Bei Würdigung der Umstände wertete der Richter das aber als nicht strafbar und stellte das Verfahren gegen eine Geldbuße von 300 Euro ein. Einen Aufenthaltstitel hat er damit aber noch nicht. Und dafür sieht es auch weiterhin nicht gut aus.

Die Familie hatte nach eigenen Angaben gemeinsam mit ihrer Anwältin im Anschluss an den Gerichtstermin einen Termin bei der Chemnitzer Ausländerbehörde, die über ihren Antrag auf ein humanitäres Bleiberecht entscheiden sollte. Das bekamen sie aber nicht. Paula Moser vom Sächsischen Flüchtlingsrat sagt: „Ihnen wurde erklärt, dass Chemnitz die Duldung der Familienmitglieder nur bis Mai verlängert. Bis dahin sollen alle drei Familienmitglieder Sprachnachweise bringen.“

Pham Phi Son will nach Berlin kommen

Von den Eltern, die in einem Gastronomiebetrieb arbeiten, werde zudem verlangt, dass ihre nur befristeten Arbeitsverträge bis dahin entfristet werden. Sie stehen nur in einem Probearbeitsverhältnis, weil ihnen die Ausländerbehörde erst letzten Herbst eine Arbeitserlaubnis zusprach. Ihr Chef hat sich aber öffentlich dahingehend geäußert, dass er mit den Arbeitsleistungen der beiden sehr zufrieden sei; auf dem Arbeitsmarkt seien so zuverlässige Arbeitskräfte nur schwer zu finden.

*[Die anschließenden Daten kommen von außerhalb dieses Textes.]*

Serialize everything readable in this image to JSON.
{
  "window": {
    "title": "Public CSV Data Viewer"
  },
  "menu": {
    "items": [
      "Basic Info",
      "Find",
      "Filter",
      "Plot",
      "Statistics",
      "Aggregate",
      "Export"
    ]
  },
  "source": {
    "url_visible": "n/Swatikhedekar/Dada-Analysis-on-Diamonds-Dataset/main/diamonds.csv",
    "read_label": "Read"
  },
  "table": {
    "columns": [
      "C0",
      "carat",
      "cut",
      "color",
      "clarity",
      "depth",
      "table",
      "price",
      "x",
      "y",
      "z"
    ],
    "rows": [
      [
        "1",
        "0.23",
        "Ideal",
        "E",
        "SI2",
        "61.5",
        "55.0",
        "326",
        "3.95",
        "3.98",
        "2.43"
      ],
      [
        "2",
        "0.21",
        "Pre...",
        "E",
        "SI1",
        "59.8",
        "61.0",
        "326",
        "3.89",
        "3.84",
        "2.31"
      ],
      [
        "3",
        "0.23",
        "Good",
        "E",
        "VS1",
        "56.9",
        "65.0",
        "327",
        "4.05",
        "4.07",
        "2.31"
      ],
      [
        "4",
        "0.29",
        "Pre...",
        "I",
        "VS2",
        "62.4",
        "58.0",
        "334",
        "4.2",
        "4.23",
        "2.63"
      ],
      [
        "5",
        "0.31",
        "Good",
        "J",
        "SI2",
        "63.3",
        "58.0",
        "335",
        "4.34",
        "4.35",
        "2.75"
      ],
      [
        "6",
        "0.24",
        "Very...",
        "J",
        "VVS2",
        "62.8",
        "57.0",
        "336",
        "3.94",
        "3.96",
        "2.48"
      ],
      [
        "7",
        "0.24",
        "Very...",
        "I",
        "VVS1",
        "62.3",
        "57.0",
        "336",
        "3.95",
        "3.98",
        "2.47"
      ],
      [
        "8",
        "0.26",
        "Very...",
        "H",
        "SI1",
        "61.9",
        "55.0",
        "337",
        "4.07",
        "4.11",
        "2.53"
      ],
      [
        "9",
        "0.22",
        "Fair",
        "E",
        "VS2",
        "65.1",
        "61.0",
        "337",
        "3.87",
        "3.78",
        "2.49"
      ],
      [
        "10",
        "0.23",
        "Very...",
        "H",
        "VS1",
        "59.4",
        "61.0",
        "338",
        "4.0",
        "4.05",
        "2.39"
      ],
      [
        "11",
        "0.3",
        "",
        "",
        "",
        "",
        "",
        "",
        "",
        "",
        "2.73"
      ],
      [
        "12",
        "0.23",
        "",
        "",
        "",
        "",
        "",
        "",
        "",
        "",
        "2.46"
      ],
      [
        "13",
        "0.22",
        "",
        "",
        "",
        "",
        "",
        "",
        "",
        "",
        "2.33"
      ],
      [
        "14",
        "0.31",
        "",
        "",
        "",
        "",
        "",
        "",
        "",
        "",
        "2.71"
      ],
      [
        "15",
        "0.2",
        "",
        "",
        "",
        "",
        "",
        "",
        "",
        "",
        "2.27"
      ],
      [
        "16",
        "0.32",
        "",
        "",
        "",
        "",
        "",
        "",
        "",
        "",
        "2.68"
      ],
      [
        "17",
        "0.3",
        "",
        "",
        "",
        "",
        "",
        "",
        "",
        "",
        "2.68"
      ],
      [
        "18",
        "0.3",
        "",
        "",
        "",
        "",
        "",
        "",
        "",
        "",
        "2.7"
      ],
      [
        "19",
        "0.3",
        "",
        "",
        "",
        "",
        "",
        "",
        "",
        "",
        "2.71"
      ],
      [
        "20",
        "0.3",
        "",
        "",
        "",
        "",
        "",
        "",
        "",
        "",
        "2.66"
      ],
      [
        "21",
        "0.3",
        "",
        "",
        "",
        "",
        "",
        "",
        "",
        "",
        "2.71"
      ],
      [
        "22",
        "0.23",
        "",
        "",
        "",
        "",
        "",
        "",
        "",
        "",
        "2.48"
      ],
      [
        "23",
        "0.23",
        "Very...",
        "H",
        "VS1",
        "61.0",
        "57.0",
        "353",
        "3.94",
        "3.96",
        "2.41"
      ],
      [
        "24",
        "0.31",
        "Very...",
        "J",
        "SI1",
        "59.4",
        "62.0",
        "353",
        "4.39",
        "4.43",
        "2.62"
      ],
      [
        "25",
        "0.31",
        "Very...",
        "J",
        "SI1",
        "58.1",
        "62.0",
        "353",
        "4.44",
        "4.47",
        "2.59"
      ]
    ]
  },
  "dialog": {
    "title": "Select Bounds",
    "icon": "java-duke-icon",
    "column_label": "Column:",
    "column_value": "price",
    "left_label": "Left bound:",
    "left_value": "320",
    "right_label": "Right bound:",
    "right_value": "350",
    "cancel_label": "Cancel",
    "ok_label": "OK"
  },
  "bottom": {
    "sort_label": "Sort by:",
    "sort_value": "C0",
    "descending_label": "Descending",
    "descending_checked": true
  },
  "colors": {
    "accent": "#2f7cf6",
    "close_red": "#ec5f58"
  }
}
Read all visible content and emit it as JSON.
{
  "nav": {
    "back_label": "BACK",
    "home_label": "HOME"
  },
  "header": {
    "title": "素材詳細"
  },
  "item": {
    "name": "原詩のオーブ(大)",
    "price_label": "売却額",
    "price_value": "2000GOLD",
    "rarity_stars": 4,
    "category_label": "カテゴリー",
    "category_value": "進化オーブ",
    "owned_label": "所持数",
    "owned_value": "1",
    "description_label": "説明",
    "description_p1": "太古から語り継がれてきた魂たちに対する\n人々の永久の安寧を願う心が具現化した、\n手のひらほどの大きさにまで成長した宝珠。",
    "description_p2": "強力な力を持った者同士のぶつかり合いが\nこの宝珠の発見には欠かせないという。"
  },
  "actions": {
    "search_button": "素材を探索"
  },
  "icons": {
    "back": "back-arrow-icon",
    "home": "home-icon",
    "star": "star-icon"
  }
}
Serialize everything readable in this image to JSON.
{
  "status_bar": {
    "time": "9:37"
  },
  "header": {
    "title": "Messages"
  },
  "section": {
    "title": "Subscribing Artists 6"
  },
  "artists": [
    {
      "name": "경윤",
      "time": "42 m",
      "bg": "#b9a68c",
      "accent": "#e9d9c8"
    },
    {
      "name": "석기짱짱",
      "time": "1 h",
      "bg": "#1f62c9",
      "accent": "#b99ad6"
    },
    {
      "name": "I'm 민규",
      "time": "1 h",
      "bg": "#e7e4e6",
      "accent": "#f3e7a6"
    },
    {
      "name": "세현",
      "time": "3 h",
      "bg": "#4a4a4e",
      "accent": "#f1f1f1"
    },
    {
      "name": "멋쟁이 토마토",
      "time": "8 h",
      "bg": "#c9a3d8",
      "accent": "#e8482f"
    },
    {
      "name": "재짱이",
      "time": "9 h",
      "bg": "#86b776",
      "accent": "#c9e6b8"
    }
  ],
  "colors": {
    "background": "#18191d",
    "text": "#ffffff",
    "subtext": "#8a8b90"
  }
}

Mit diesen Nachweisen, so Moser, soll die Familie nach dem Willen der Chemnitzer Ausländerbehörde ein drittes Mal die Sächsische Härtefallkommission anrufen. Die hatte allerdings 2019 und 2023 die Anträge auf ein humanitäres Bleiberecht bereits abgelehnt. Der Flüchtlingsrat kritisiert, dass die Ausländerbehörde nicht selbst das Aufenthaltsrecht erteilt hat. Dazu hätte sie laut Flüchtlingsrat den Ermessensspielraum gehabt. Paula Moser: „Sie spielen ein erbärmliches Pingpongspiel auf dem Rücken der Familie. Wer davon nicht betroffen ist, kann nicht ermessen, wie sehr das die Familie belastet. Ich erwarte jetzt aber, dass die Härtefallkommission ihrem Namen Rechnung trägt und diesen eindeutigen Härtefall endlich als solchen anerkennt und das unwürdige Spiel beendet.“

Die taz hat Pham Phi Son für kommende Woche zu einer Gesprächsveranstaltung nach Berlin eingeladen. Er würde gerne kommen, aber seine Duldung ist auf die Stadt Chemnitz und Umgebung begrenzt. Die taz hat deshalb für ihn eine Reiseerlaubnis nach Berlin beantragt. Die Entscheidung steht noch aus. Fast 100.000 Menschen haben sich in einer Onlinepetition für ein Bleiberecht für die Familie eingesetzt.